First, you can’t blame consumers for being in the dark on this issue. Signing or not signing a debit card receipt, to most people, seems like a random event. But there are some decent studies on customer preference when it comes to debit card usage.

According to Hitachi Consulting, signature and PIN debit payments account for 37% of all U.S. store transactions. The Hitachi study estimates that PIN debit payments are preferred by 45% of customers surveyed, while 35% prefer signing off on their card purchases, The study points out that PIN debit fans view the procedure consider as more secure, faster and easier to use than signing off on a debit card payment. Debit card holders who favor signatures see it their own way — they say they like the security, lack of fees, not having to remember a PIN and the rewards benefits of signature transactions.

Card carriers have their own preferences, too. To sign or not to sign is certainly a big issue to the banks and credit card companies behind your debit card. For example, most big chain stores pay banks and card carriers 75 cents for every $100 spent by consumers on debit card purchases that require a signature. That’s about twice the amount charged to retailers if you simply tap in your four-digit card code at the register.

So it’s clearly in the interest of a Visa (Stock Quote: V) or Mastercard (Stock Quote: MA) to have you sign off on your card purchase.

Conversely, retailers don’t want you to sign the cards (to avoid the extra fees) — that’s why big chain stores like Costco (Stock Quote: COST) and Wal-Mart (Stock Quote: WMT) insist that you use your PIN to check out your store purchases.

It seems like card carriers and banks have retailers over a barrel. By flooding the market with debit cards, financial institutions are giving the Great American Consumer what he or she wants — the convenience of paying a purchase with plastic instead of having to dig into a wallet or pocketbook for cash and correct change.

That’s why signed credit cards account for 61% of all debit card transactions, according to the National Retail Federation.

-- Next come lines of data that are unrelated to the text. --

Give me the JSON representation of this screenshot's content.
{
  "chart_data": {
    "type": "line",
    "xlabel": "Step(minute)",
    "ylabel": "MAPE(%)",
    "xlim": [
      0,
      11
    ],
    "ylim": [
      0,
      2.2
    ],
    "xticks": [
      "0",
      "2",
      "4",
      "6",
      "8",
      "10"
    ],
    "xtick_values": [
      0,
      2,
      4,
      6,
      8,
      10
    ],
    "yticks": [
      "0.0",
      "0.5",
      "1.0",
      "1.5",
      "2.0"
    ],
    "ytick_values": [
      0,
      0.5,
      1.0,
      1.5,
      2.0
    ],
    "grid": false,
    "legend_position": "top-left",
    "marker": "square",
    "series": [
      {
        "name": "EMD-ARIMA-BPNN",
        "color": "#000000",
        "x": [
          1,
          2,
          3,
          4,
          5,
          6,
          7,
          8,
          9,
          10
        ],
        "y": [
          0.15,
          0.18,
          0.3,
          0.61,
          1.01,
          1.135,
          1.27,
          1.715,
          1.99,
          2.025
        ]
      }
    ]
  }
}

So, you need to know going in that you’re probably paying more when you sign off on your debit card purchase. That’s because retailers turn around and raise their prices to offset the financial damage inflicted by "interchange fees" charged by debit card carriers. Banks pocket more than $5 billion annually in such fees (up from $20 billion in 2002) — and that’s on debit cards alone. The National Retail Federation says such fees lead to an extra $427 in extra money paid out by American households, as retailers pass along the interchange fees to consumers.

The banks have used interchange fees as a growing profit center and to pay for cardholder perks like rewards programs. Interchange revenue has increased to $45 billion today, from $20 billion in 2002, driven in part by the surge in debit card use.

What can consumers do? For starters, take advantage of those card rewards programs because you’re certainly paying for them when you sign off on a purchase. Also, keep an eye on retailers who insist you sign off on your card — it’s probably a bit more expensive to shop there.

No doubt about it, debit cards are popular and pervasive these days, primarily because of their convenience. But know that whether you sign off on a card purchase or not is more than a random event— it does have a price tag attached, albeit indirectly.